Le début de match n’incite pas à l’optimisme pour les Turinois. Un ballon anodin, mis dans la surface par le défenseur axial Blakenburg, se transforme en passe décisive pour Johnny Rep. L’attaquant devance Longobucco et envoie une tête lobée dans le petit filet opposée qui trompe Dino Zoff. La Juve tente d’égaliser en contre-attaque et parvient à créer le danger dans la défense néerlandaise. Sans succès. L’Ajax gère son avance et utilise le piège du hors jeu pour annihiler les attaques bianconeri. Anastasi fait passer un dernier frisson dans le dos de Ștefan Kovács mais Blackenburg sauve in extremis. Au coup de sifflet final, Amsterdam devient la première équipe depuis le Real à remporter le titre trois années de suite. La passe de quatre pour le football néerlandais si on ajoute la victoire du Feyenoord en 1970.
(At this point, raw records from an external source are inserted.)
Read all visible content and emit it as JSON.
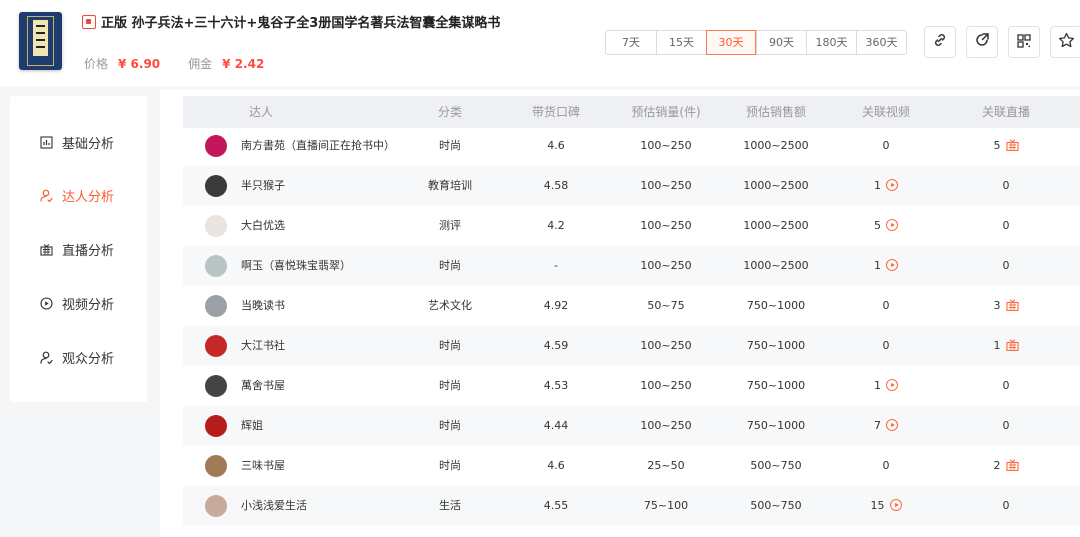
{
  "product": {
    "title": "正版 孙子兵法+三十六计+鬼谷子全3册国学名著兵法智囊全集谋略书",
    "price_label": "价格",
    "price": "¥ 6.90",
    "commission_label": "佣金",
    "commission": "¥ 2.42"
  },
  "time_ranges": [
    "7天",
    "15天",
    "30天",
    "90天",
    "180天",
    "360天"
  ],
  "active_range": "30天",
  "toolbar_icons": [
    "link-icon",
    "share-icon",
    "qrcode-icon",
    "star-icon"
  ],
  "sidebar": {
    "items": [
      {
        "label": "基础分析",
        "icon": "bar-chart-icon"
      },
      {
        "label": "达人分析",
        "icon": "person-icon",
        "active": true
      },
      {
        "label": "直播分析",
        "icon": "live-icon"
      },
      {
        "label": "视频分析",
        "icon": "play-icon"
      },
      {
        "label": "观众分析",
        "icon": "person-icon"
      }
    ]
  },
  "table": {
    "headers": [
      "达人",
      "分类",
      "带货口碑",
      "预估销量(件)",
      "预估销售额",
      "关联视频",
      "关联直播"
    ],
    "rows": [
      {
        "name": "南方書苑（直播间正在抢书中）",
        "category": "时尚",
        "rating": "4.6",
        "sales": "100~250",
        "revenue": "1000~2500",
        "videos": "0",
        "lives": "5",
        "avatar_color": "#c2185b"
      },
      {
        "name": "半只猴子",
        "category": "教育培训",
        "rating": "4.58",
        "sales": "100~250",
        "revenue": "1000~2500",
        "videos": "1",
        "lives": "0",
        "avatar_color": "#3a3a3a"
      },
      {
        "name": "大白优选",
        "category": "测评",
        "rating": "4.2",
        "sales": "100~250",
        "revenue": "1000~2500",
        "videos": "5",
        "lives": "0",
        "avatar_color": "#e9e4df"
      },
      {
        "name": "啊玉（喜悦珠宝翡翠）",
        "category": "时尚",
        "rating": "-",
        "sales": "100~250",
        "revenue": "1000~2500",
        "videos": "1",
        "lives": "0",
        "avatar_color": "#b7c4c1"
      },
      {
        "name": "当晚读书",
        "category": "艺术文化",
        "rating": "4.92",
        "sales": "50~75",
        "revenue": "750~1000",
        "videos": "0",
        "lives": "3",
        "avatar_color": "#9aa0a6"
      },
      {
        "name": "大江书社",
        "category": "时尚",
        "rating": "4.59",
        "sales": "100~250",
        "revenue": "750~1000",
        "videos": "0",
        "lives": "1",
        "avatar_color": "#c62828"
      },
      {
        "name": "萬舍书屋",
        "category": "时尚",
        "rating": "4.53",
        "sales": "100~250",
        "revenue": "750~1000",
        "videos": "1",
        "lives": "0",
        "avatar_color": "#444444"
      },
      {
        "name": "辉姐",
        "category": "时尚",
        "rating": "4.44",
        "sales": "100~250",
        "revenue": "750~1000",
        "videos": "7",
        "lives": "0",
        "avatar_color": "#b71c1c"
      },
      {
        "name": "三味书屋",
        "category": "时尚",
        "rating": "4.6",
        "sales": "25~50",
        "revenue": "500~750",
        "videos": "0",
        "lives": "2",
        "avatar_color": "#a07a55"
      },
      {
        "name": "小浅浅爱生活",
        "category": "生活",
        "rating": "4.55",
        "sales": "75~100",
        "revenue": "500~750",
        "videos": "15",
        "lives": "0",
        "avatar_color": "#c9a99a"
      }
    ]
  },
  "colors": {
    "accent": "#ff5a2c",
    "price": "#ff4a3c",
    "header_bg": "#eef0f4"
  }
}
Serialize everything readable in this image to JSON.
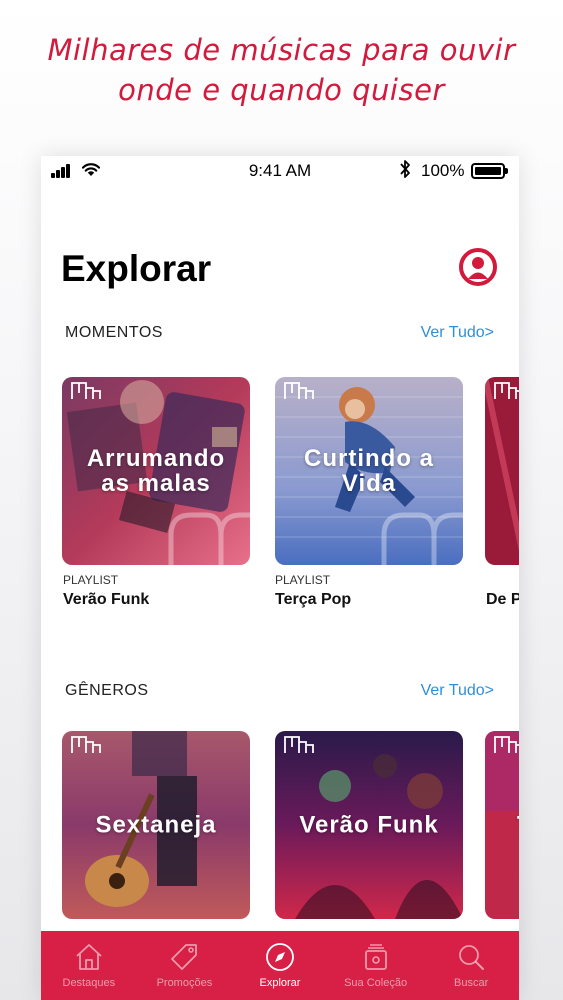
{
  "headline": {
    "line1": "Milhares de músicas para ouvir",
    "line2": "onde e quando quiser"
  },
  "status_bar": {
    "time": "9:41 AM",
    "battery": "100%",
    "battery_level": 1.0
  },
  "page_title": "Explorar",
  "sections": {
    "moments": {
      "label": "MOMENTOS",
      "see_all": "Ver Tudo>",
      "cards": [
        {
          "caption": "Arrumando as malas",
          "type": "PLAYLIST",
          "name": "Verão Funk"
        },
        {
          "caption": "Curtindo a Vida",
          "type": "PLAYLIST",
          "name": "Terça Pop"
        },
        {
          "caption": "",
          "type": "",
          "name": "De P"
        }
      ]
    },
    "genres": {
      "label": "GÊNEROS",
      "see_all": "Ver Tudo>",
      "cards": [
        {
          "caption": "Sextaneja"
        },
        {
          "caption": "Verão Funk"
        },
        {
          "caption": "T"
        }
      ]
    }
  },
  "tabbar": [
    {
      "label": "Destaques",
      "icon": "home-icon",
      "active": false
    },
    {
      "label": "Promoções",
      "icon": "tag-icon",
      "active": false
    },
    {
      "label": "Explorar",
      "icon": "compass-icon",
      "active": true
    },
    {
      "label": "Sua Coleção",
      "icon": "collection-icon",
      "active": false
    },
    {
      "label": "Buscar",
      "icon": "search-icon",
      "active": false
    }
  ],
  "colors": {
    "brand": "#d81f46",
    "link": "#2f8fd8"
  }
}
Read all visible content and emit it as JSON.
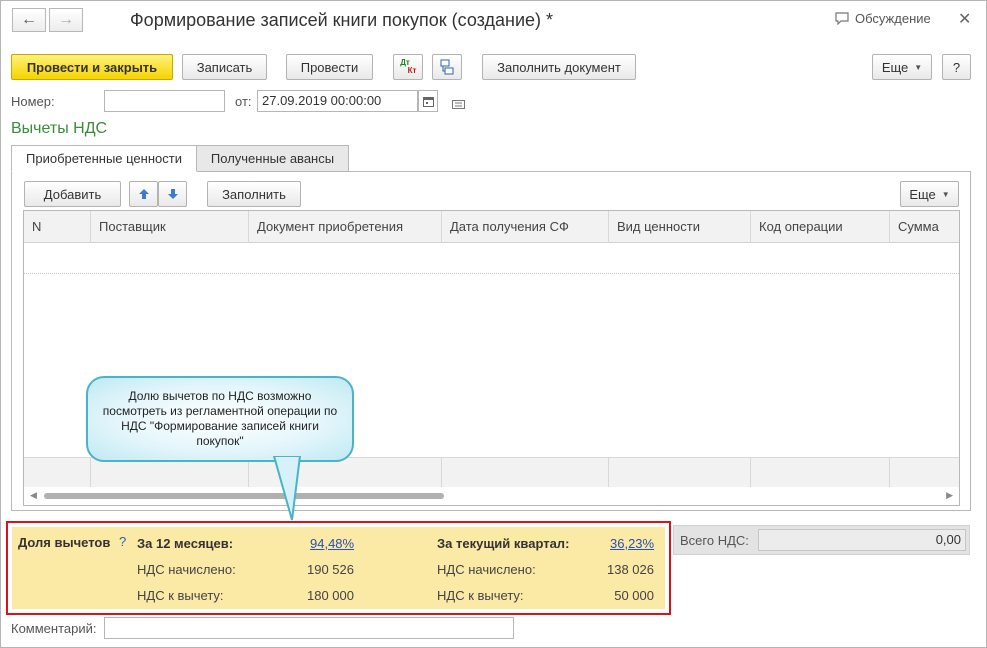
{
  "window": {
    "title": "Формирование записей книги покупок (создание) *",
    "discuss_label": "Обсуждение"
  },
  "toolbar": {
    "post_close": "Провести и закрыть",
    "save": "Записать",
    "post": "Провести",
    "dtkt_top": "Дт",
    "dtkt_bottom": "Кт",
    "fill_document": "Заполнить документ",
    "more": "Еще",
    "help": "?"
  },
  "form": {
    "number_label": "Номер:",
    "number_value": "",
    "date_label": "от:",
    "date_value": "27.09.2019 00:00:00",
    "section_title": "Вычеты НДС"
  },
  "tabs": [
    {
      "label": "Приобретенные ценности",
      "active": true
    },
    {
      "label": "Полученные авансы",
      "active": false
    }
  ],
  "table_toolbar": {
    "add": "Добавить",
    "fill": "Заполнить",
    "more": "Еще"
  },
  "table": {
    "columns": [
      "N",
      "Поставщик",
      "Документ приобретения",
      "Дата получения СФ",
      "Вид ценности",
      "Код операции",
      "Сумма"
    ]
  },
  "callout": {
    "text": "Долю вычетов по НДС возможно посмотреть из регламентной операции по НДС \"Формирование записей книги покупок\""
  },
  "vat_share": {
    "label": "Доля вычетов",
    "help": "?",
    "period12_label": "За 12 месяцев:",
    "period12_percent": "94,48%",
    "quarter_label": "За текущий квартал:",
    "quarter_percent": "36,23%",
    "accrued_label": "НДС начислено:",
    "accrued_12": "190 526",
    "accrued_quarter": "138 026",
    "deduct_label": "НДС к вычету:",
    "deduct_12": "180 000",
    "deduct_quarter": "50 000"
  },
  "total": {
    "label": "Всего НДС:",
    "value": "0,00"
  },
  "comment": {
    "label": "Комментарий:",
    "value": ""
  },
  "colors": {
    "primary_button": "#f5d400",
    "section_title": "#3a8c3a",
    "highlight_border": "#d7141a",
    "vat_panel_bg": "#fbe9a6",
    "link": "#2a4fb0"
  }
}
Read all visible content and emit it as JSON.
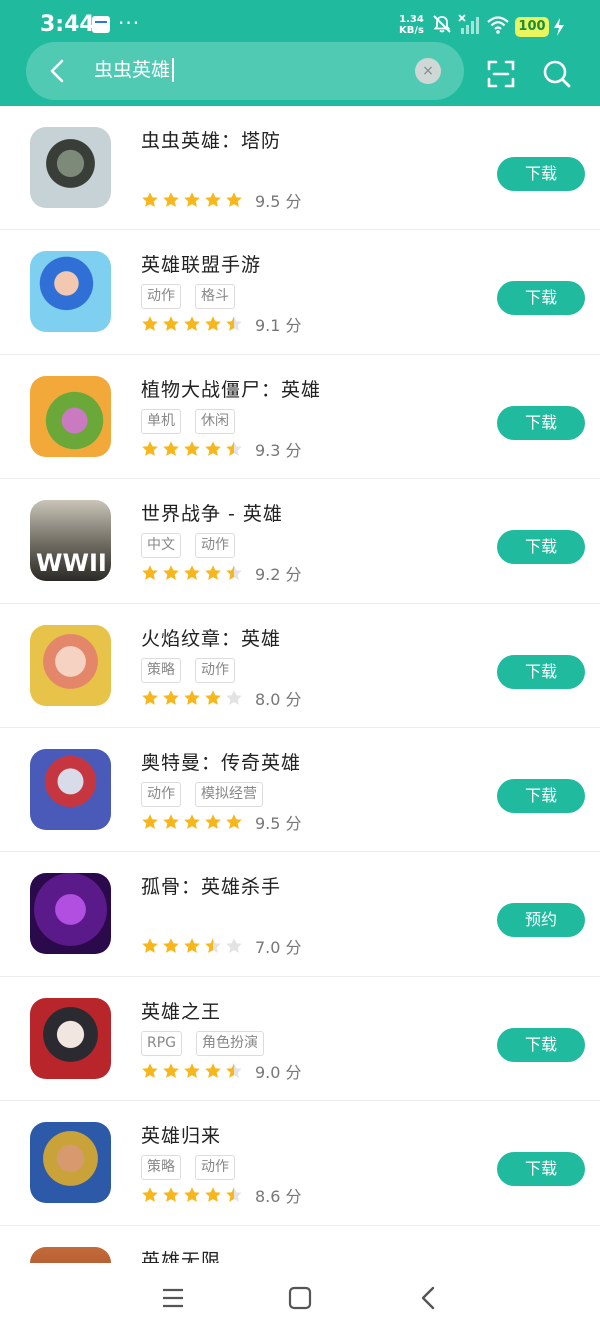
{
  "status_bar": {
    "time": "3:44",
    "more": "···",
    "net_speed_value": "1.34",
    "net_speed_unit": "KB/s",
    "battery": "100"
  },
  "search": {
    "query": "虫虫英雄",
    "clear_label": "×"
  },
  "icons": {
    "back": "back-arrow-icon",
    "clear": "clear-icon",
    "scan": "scan-icon",
    "search": "search-icon",
    "menu": "menu-icon",
    "home": "home-icon",
    "nav_back": "nav-back-icon"
  },
  "colors": {
    "accent": "#20bb9f",
    "star": "#f7b71c",
    "star_empty": "#e3e3e3"
  },
  "results": [
    {
      "name": "虫虫英雄：塔防",
      "tags": [],
      "rating": 5,
      "score": "9.5 分",
      "button": "下载"
    },
    {
      "name": "英雄联盟手游",
      "tags": [
        "动作",
        "格斗"
      ],
      "rating": 4.5,
      "score": "9.1 分",
      "button": "下载"
    },
    {
      "name": "植物大战僵尸：英雄",
      "tags": [
        "单机",
        "休闲"
      ],
      "rating": 4.5,
      "score": "9.3 分",
      "button": "下载"
    },
    {
      "name": "世界战争 - 英雄",
      "tags": [
        "中文",
        "动作"
      ],
      "rating": 4.5,
      "score": "9.2 分",
      "button": "下载",
      "icon_text": "WWII"
    },
    {
      "name": "火焰纹章：英雄",
      "tags": [
        "策略",
        "动作"
      ],
      "rating": 4,
      "score": "8.0 分",
      "button": "下载"
    },
    {
      "name": "奥特曼：传奇英雄",
      "tags": [
        "动作",
        "模拟经营"
      ],
      "rating": 5,
      "score": "9.5 分",
      "button": "下载"
    },
    {
      "name": "孤骨：英雄杀手",
      "tags": [],
      "rating": 3.5,
      "score": "7.0 分",
      "button": "预约"
    },
    {
      "name": "英雄之王",
      "tags": [
        "RPG",
        "角色扮演"
      ],
      "rating": 4.5,
      "score": "9.0 分",
      "button": "下载"
    },
    {
      "name": "英雄归来",
      "tags": [
        "策略",
        "动作"
      ],
      "rating": 4.5,
      "score": "8.6 分",
      "button": "下载"
    },
    {
      "name": "英雄无限",
      "tags": [],
      "rating": null,
      "score": "",
      "button": ""
    }
  ]
}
Après ce troisième succès, le cycle victorieux de l’Ajax prend fin. Les stars Cruyff et Neeskens rejoignent respectivement Barcelone en 1973 et 1974. Si Amsterdam poursuit sa collection de titres nationaux en formant de nouvelles générations de joueurs (Arnesen, Lerby, Kieft, Silooy, Vanenburg, Rijkaard, van’t Ship, Menzo, Robert Witschge, Blind, Verlaat, Richard Witschge, Winter, Bergkamp, R. et F. de Boer…) lors des décennies suivantes, l’équipe rentre ensuite dans le rang au niveau européen. Pendant plus de vingt ans, le triple champion d’Europe ne performe pas en Coupe des Champions avant de voir émerger une nouvelle génération dorée menée par un jeune coach ambitieux, Louis van Gaal. Vous en saurez plus quand vous lirez l’épisode sur les années 90.
Leeds United (1975)
Si nous nous en tenons uniquement au palmarès à la date de cette finale, Leeds United n’est pas considéré comme un cador anglais. Avec seulement une League Cup en 1968, deux titres de champion en 1969 et 1974, un Charity Shield en 1970 et une FA Cup en 1972 en cinquante-cinq ans d’existence, l’armoire à trophée des Peacocks ne déborde pas de breloques. Néanmoins, un homme a beaucoup apporté à cette équipe. Pendant plus d’une décennie de 1961 à 1974, Don Revie a permis de placer Leeds sur la carte du Royaume et a laissé une trace indélébile. Une étude du magazine Total Sport classe son Leeds parmi les cinquante meilleures équipes de tous les temps. À l’aube de la saison 1974/1975, Don Revie rejoint la sélection anglaise. Son successeur, le bientôt mythique Brian Clough, ne reste que quarante-quatre jours à son poste, suffisamment pour passer le premier obstacle contre le FC Zurich, avant d’être à son tour remplacé par Jimmy Armfield.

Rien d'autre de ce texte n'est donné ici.